With few exceptions, data sets being released on data.gov and elsewhere were not assembled with the explicit intention of being made public, nor of being subject to the scrutiny that goes along with that. As a result, the primary road block to releasing data surrounds concerns about responsibility, quality, documentation, and maintenance. These aren't just cultural issues to get over-- they represent very real issues about the quality and usability of the data itself. The 8 principles of open data should absolutely be institutionalized. But in the meantime, when faced with data sets that fail to adhere to those principles (often for some historical reason and through no fault of the parties releasing it), how do we set expectations?
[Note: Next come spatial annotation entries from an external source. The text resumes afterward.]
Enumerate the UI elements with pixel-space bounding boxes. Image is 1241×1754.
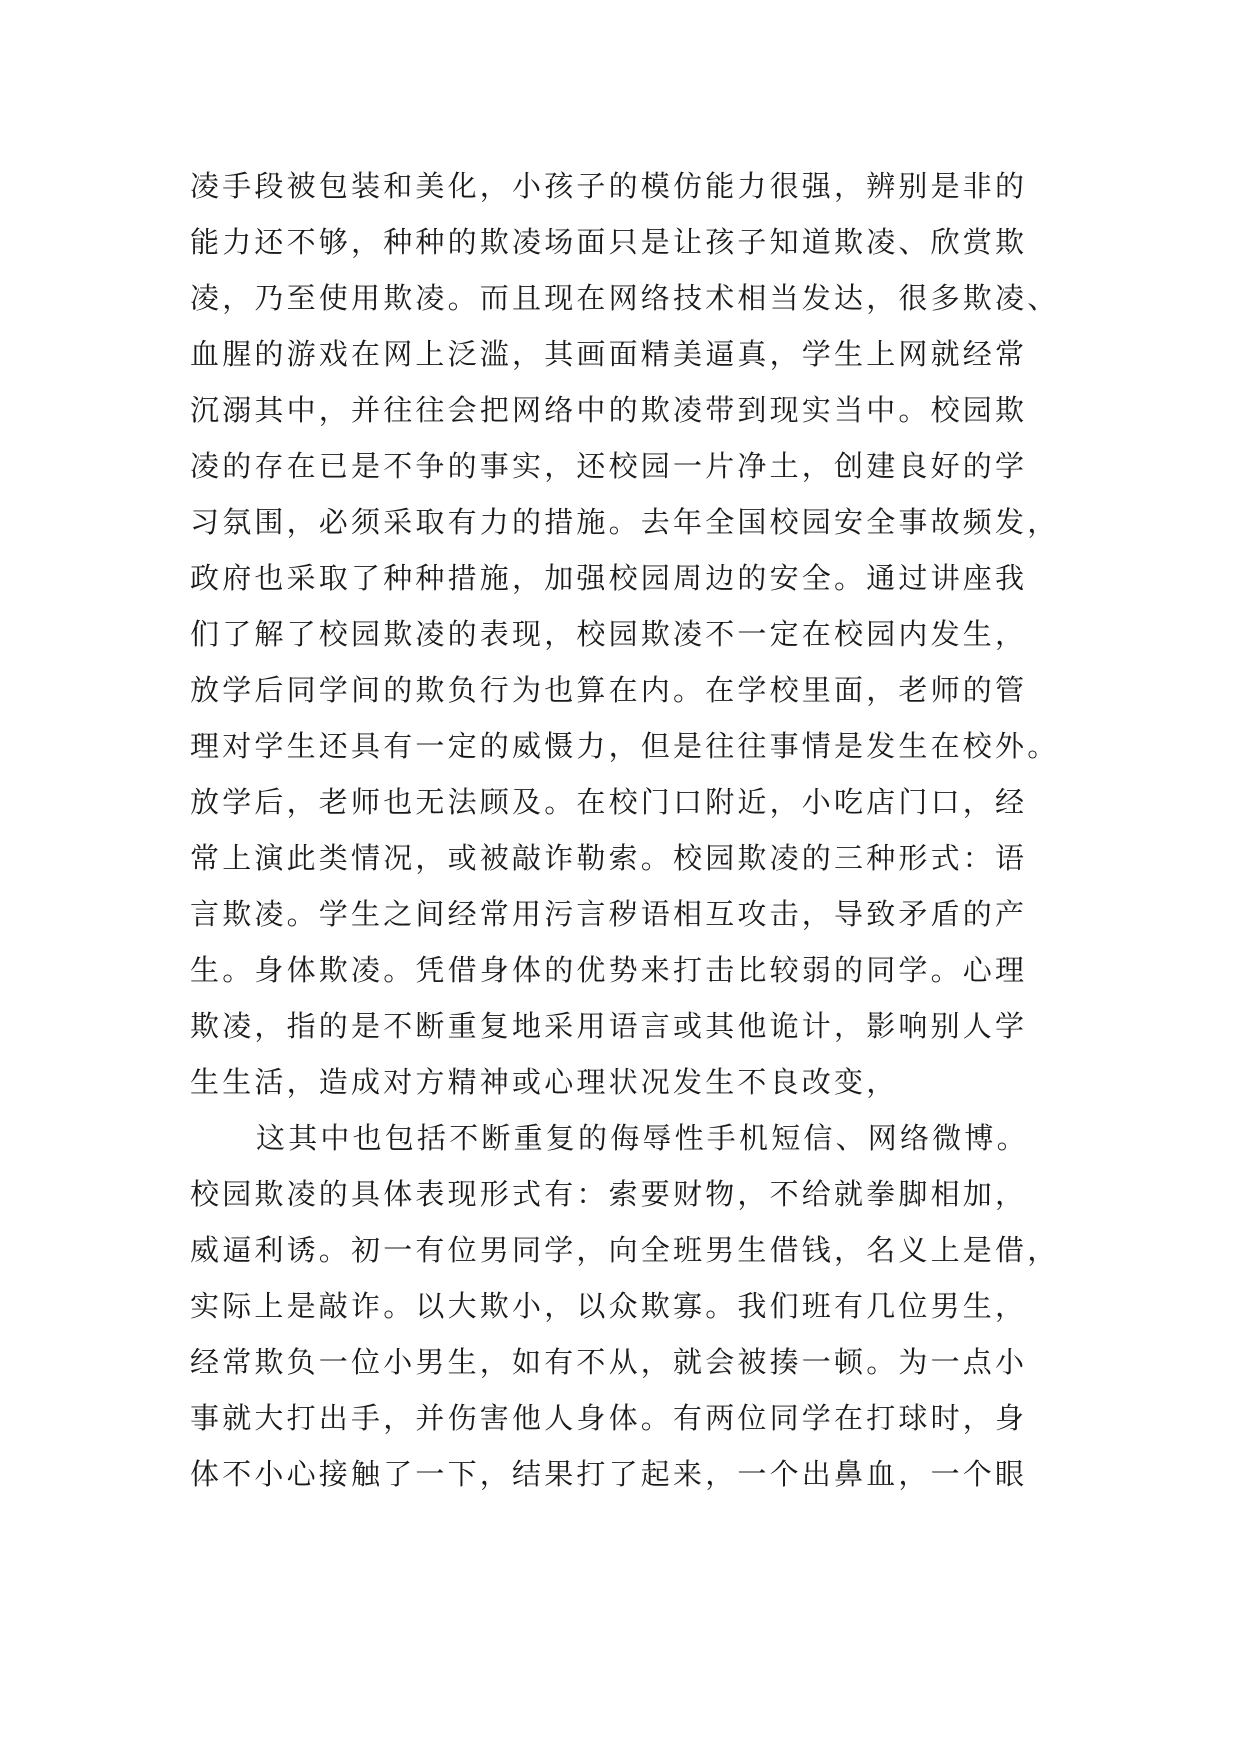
text-line: 能力还不够，种种的欺凌场面只是让孩子知道欺凌、欣赏欺 xyxy=(190,225,1028,259)
text-line: 校园欺凌的具体表现形式有：索要财物，不给就拳脚相加， xyxy=(190,1177,1028,1211)
text-line: 沉溺其中，并往往会把网络中的欺凌带到现实当中。校园欺 xyxy=(190,393,1028,427)
text-line: 放学后，老师也无法顾及。在校门口附近，小吃店门口，经 xyxy=(190,785,1028,819)
text-line: 政府也采取了种种措施，加强校园周边的安全。通过讲座我 xyxy=(190,561,1028,595)
text-line: 理对学生还具有一定的威慑力，但是往往事情是发生在校外。 xyxy=(190,729,1060,763)
text-line: 威逼利诱。初一有位男同学，向全班男生借钱，名义上是借， xyxy=(190,1233,1060,1267)
text-line: 凌的存在已是不争的事实，还校园一片净土，创建良好的学 xyxy=(190,449,1028,483)
text-line: 欺凌，指的是不断重复地采用语言或其他诡计，影响别人学 xyxy=(190,1009,1028,1043)
text-line: 们了解了校园欺凌的表现，校园欺凌不一定在校园内发生， xyxy=(190,617,1028,651)
text-line: 凌手段被包装和美化，小孩子的模仿能力很强，辨别是非的 xyxy=(190,169,1028,203)
text-line: 常上演此类情况，或被敲诈勒索。校园欺凌的三种形式：语 xyxy=(190,841,1028,875)
text-line: 经常欺负一位小男生，如有不从，就会被揍一顿。为一点小 xyxy=(190,1345,1028,1379)
text-line: 生生活，造成对方精神或心理状况发生不良改变， xyxy=(190,1065,899,1099)
body-text xyxy=(190,158,1070,1502)
text-line: 事就大打出手，并伤害他人身体。有两位同学在打球时，身 xyxy=(190,1401,1028,1435)
text-line: 生。身体欺凌。凭借身体的优势来打击比较弱的同学。心理 xyxy=(190,953,1028,987)
text-line: 放学后同学间的欺负行为也算在内。在学校里面，老师的管 xyxy=(190,673,1028,707)
text-line: 血腥的游戏在网上泛滥，其画面精美逼真，学生上网就经常 xyxy=(190,337,1028,371)
paragraph-start-line: 这其中也包括不断重复的侮辱性手机短信、网络微博。 xyxy=(256,1121,1029,1155)
text-line: 言欺凌。学生之间经常用污言秽语相互攻击，导致矛盾的产 xyxy=(190,897,1028,931)
text-line: 实际上是敲诈。以大欺小，以众欺寡。我们班有几位男生， xyxy=(190,1289,1028,1323)
text-line: 体不小心接触了一下，结果打了起来，一个出鼻血，一个眼 xyxy=(190,1457,1028,1491)
text-line: 习氛围，必须采取有力的措施。去年全国校园安全事故频发， xyxy=(190,505,1060,539)
text-line: 凌，乃至使用欺凌。而且现在网络技术相当发达，很多欺凌、 xyxy=(190,281,1060,315)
This is a starting point-- an incredible, historic, and unprecedented opportunity. While there are many technical shortcomings in the data being made available, it's understandable that this data was not gathered with public release in mind. Perhaps not desirable, but certainly understandable. But, it is worth releasing data, even if the quality isn't as high as desired. What we need to do is provide ways for the government community to address the state, quality and lineage of a data set-- and then, importantly, encourage them to publish it anyway.
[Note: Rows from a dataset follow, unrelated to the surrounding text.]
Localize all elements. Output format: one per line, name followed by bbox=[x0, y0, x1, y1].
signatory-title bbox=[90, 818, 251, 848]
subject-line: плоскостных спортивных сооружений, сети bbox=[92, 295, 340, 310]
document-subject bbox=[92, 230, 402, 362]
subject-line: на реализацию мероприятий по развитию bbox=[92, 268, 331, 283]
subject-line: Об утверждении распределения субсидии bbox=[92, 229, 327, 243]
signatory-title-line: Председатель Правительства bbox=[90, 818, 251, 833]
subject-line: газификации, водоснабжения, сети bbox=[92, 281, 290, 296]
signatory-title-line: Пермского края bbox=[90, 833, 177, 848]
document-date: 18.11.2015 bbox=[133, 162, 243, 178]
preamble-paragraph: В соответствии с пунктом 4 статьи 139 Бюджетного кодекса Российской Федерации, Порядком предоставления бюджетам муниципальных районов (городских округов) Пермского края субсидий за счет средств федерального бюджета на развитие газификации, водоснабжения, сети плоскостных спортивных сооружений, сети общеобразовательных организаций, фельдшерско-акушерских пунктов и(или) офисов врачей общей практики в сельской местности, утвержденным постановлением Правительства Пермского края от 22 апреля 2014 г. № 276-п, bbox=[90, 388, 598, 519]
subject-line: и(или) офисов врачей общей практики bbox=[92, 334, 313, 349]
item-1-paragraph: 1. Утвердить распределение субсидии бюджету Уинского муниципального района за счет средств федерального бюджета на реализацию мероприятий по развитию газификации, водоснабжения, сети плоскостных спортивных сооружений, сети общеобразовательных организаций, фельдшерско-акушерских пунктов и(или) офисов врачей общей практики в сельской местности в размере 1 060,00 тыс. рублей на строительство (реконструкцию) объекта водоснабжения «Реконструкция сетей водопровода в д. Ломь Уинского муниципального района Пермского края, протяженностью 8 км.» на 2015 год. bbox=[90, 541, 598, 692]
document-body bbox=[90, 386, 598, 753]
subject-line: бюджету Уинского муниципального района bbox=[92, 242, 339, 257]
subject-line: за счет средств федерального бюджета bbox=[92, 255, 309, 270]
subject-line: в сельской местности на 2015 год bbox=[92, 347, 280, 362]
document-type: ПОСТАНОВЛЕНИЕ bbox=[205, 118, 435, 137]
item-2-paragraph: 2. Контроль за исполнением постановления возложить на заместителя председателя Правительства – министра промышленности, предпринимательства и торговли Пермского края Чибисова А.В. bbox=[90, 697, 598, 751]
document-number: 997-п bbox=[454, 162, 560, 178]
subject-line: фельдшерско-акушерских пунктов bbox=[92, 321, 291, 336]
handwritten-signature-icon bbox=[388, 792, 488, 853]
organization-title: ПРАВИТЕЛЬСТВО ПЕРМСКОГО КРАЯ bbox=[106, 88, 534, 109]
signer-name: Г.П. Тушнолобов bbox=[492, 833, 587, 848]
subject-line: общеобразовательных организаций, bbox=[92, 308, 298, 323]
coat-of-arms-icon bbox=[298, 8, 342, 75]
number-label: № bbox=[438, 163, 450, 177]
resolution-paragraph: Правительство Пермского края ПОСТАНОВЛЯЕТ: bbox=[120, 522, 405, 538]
A data set classification system would provide a standardized way to assert important data set qualities. Such a rating system would serve two purposes: It would address the uncertainty and discomfort associated with data set release, giving a clear and legitimized path forward given a variety of data characteristics; and, it would give the user community, from developers to consumers, greater clarity in adopting, integrating and using that data.
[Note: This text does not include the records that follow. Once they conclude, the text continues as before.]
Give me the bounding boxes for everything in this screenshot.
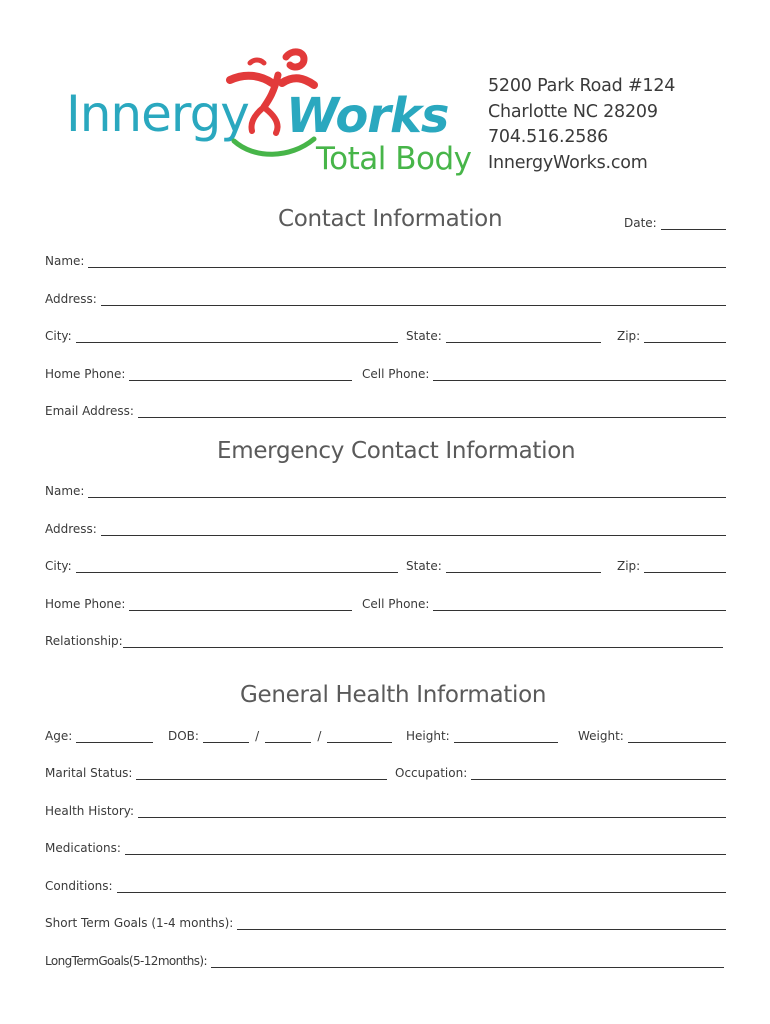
- logo-word-innergy: Innergy: [66, 85, 249, 143]
- emergency-state-field: [406, 555, 601, 573]
- medications-label: Medications:: [45, 841, 121, 855]
- contact-email-label: Email Address:: [45, 404, 134, 418]
- short-term-goals-field: [45, 912, 726, 930]
- emergency-address-field: [45, 518, 726, 536]
- address-phone: 704.516.2586: [488, 127, 609, 147]
- contact-zip-label: Zip:: [617, 329, 641, 343]
- weight-label: Weight:: [578, 729, 624, 743]
- emergency-relationship-label: Relationship:: [45, 634, 123, 648]
- emergency-relationship-input-line[interactable]: [123, 635, 723, 648]
- logo-smile-swoosh: [230, 133, 320, 163]
- contact-city-field: [45, 325, 398, 343]
- address-website[interactable]: InnergyWorks.com: [488, 152, 648, 173]
- contact-cell-phone-field: [362, 363, 726, 381]
- age-input-line[interactable]: [76, 730, 153, 743]
- dob-month-input-line[interactable]: [203, 730, 249, 743]
- height-input-line[interactable]: [454, 730, 558, 743]
- company-logo: [60, 45, 480, 190]
- date-label: Date:: [624, 216, 657, 230]
- date-input-line[interactable]: [661, 217, 726, 230]
- contact-name-input-line[interactable]: [88, 255, 726, 268]
- emergency-address-label: Address:: [45, 522, 97, 536]
- emergency-name-label: Name:: [45, 484, 85, 498]
- emergency-zip-input-line[interactable]: [644, 560, 726, 573]
- marital-status-input-line[interactable]: [136, 767, 387, 780]
- dob-field: [168, 725, 392, 743]
- health-history-field: [45, 800, 726, 818]
- emergency-zip-label: Zip:: [617, 559, 641, 573]
- dob-day-input-line[interactable]: [265, 730, 311, 743]
- address-block: [488, 74, 675, 176]
- logo-word-total-body: Total Body: [316, 141, 472, 177]
- occupation-field: [395, 762, 726, 780]
- height-label: Height:: [406, 729, 450, 743]
- contact-zip-field: [617, 325, 726, 343]
- date-field: [624, 212, 726, 230]
- short-term-goals-input-line[interactable]: [237, 917, 726, 930]
- medications-input-line[interactable]: [125, 842, 726, 855]
- marital-status-label: Marital Status:: [45, 766, 133, 780]
- conditions-label: Conditions:: [45, 879, 113, 893]
- emergency-address-input-line[interactable]: [101, 523, 726, 536]
- short-term-goals-label: Short Term Goals (1-4 months):: [45, 916, 234, 930]
- health-history-label: Health History:: [45, 804, 135, 818]
- contact-state-input-line[interactable]: [446, 330, 601, 343]
- contact-cell-phone-input-line[interactable]: [433, 368, 726, 381]
- height-field: [406, 725, 558, 743]
- emergency-city-input-line[interactable]: [76, 560, 398, 573]
- conditions-input-line[interactable]: [117, 880, 726, 893]
- contact-address-label: Address:: [45, 292, 97, 306]
- contact-home-phone-label: Home Phone:: [45, 367, 126, 381]
- contact-address-field: [45, 288, 726, 306]
- contact-email-input-line[interactable]: [138, 405, 726, 418]
- medications-field: [45, 837, 726, 855]
- long-term-goals-field: [45, 950, 724, 968]
- emergency-state-input-line[interactable]: [446, 560, 601, 573]
- contact-state-field: [406, 325, 601, 343]
- emergency-city-label: City:: [45, 559, 72, 573]
- logo-word-works: Works: [286, 88, 449, 144]
- dob-year-input-line[interactable]: [327, 730, 392, 743]
- occupation-label: Occupation:: [395, 766, 468, 780]
- contact-home-phone-input-line[interactable]: [129, 368, 352, 381]
- emergency-home-phone-label: Home Phone:: [45, 597, 126, 611]
- emergency-relationship-field: [45, 630, 723, 648]
- contact-state-label: State:: [406, 329, 442, 343]
- contact-name-field: [45, 250, 726, 268]
- contact-name-label: Name:: [45, 254, 85, 268]
- health-history-input-line[interactable]: [138, 805, 726, 818]
- emergency-name-field: [45, 480, 726, 498]
- contact-city-input-line[interactable]: [76, 330, 398, 343]
- occupation-input-line[interactable]: [471, 767, 726, 780]
- emergency-home-phone-input-line[interactable]: [129, 598, 352, 611]
- contact-city-label: City:: [45, 329, 72, 343]
- contact-home-phone-field: [45, 363, 352, 381]
- address-street: 5200 Park Road #124: [488, 76, 676, 96]
- emergency-state-label: State:: [406, 559, 442, 573]
- emergency-cell-phone-field: [362, 593, 726, 611]
- dob-label: DOB:: [168, 729, 199, 743]
- emergency-cell-phone-input-line[interactable]: [433, 598, 726, 611]
- weight-field: [578, 725, 726, 743]
- contact-section-title: Contact Information: [278, 206, 503, 232]
- emergency-zip-field: [617, 555, 726, 573]
- dob-separator: /: [317, 729, 322, 743]
- health-section-title: General Health Information: [240, 682, 547, 708]
- address-city: Charlotte NC 28209: [488, 101, 658, 122]
- emergency-section-title: Emergency Contact Information: [217, 438, 576, 464]
- contact-email-field: [45, 400, 726, 418]
- long-term-goals-label: LongTermGoals(5-12months):: [45, 954, 207, 968]
- emergency-home-phone-field: [45, 593, 352, 611]
- weight-input-line[interactable]: [628, 730, 726, 743]
- dob-separator: /: [255, 729, 260, 743]
- contact-cell-phone-label: Cell Phone:: [362, 367, 430, 381]
- age-label: Age:: [45, 729, 73, 743]
- contact-zip-input-line[interactable]: [644, 330, 726, 343]
- long-term-goals-input-line[interactable]: [211, 955, 724, 968]
- emergency-cell-phone-label: Cell Phone:: [362, 597, 430, 611]
- marital-status-field: [45, 762, 387, 780]
- emergency-city-field: [45, 555, 398, 573]
- conditions-field: [45, 875, 726, 893]
- contact-address-input-line[interactable]: [101, 293, 726, 306]
- age-field: [45, 725, 153, 743]
- emergency-name-input-line[interactable]: [88, 485, 726, 498]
A rating system would address the following characteristics:

  • P for Provenance: This data is or is not of known provenance. (Its date(s) of collection, collector(s) are known)
  • Q for Quality: This data set was or was not gathered to meet specific statistical guidelines, has known margins of error, a well defined sample size, etc.
  • R for Responsibility: This data set does or does not have a point of contact
  • M for Maintenance: This data set is/is not being actively maintained
  • D for Documentation - This data is or is not distributed with documentation

In many cases, data sets being released today do not have any of these characteristics. Note that, for example, the ability to assert lack of quality, doesn't excuse us from ever having to meet those standards. Much work will be done over the coming years to define what and how data should be gathered, released, and maintained. We'll start to see standards and best practices emerge. In the meantime, producers (in this case, government) and users (all of us) need a way to move forward with integrity and confidence.

When we put data out onto the web, that data is left to fend for itself. Even beyond government, distributing your data with statements about qualities which affect products made with that data, helps the open data ecosystem stay healthy and accountable, and produces a positively reinforcing cycle.

If you're part of an organization releasing your data, would this help address some of the discomfort with data set release? What's missing?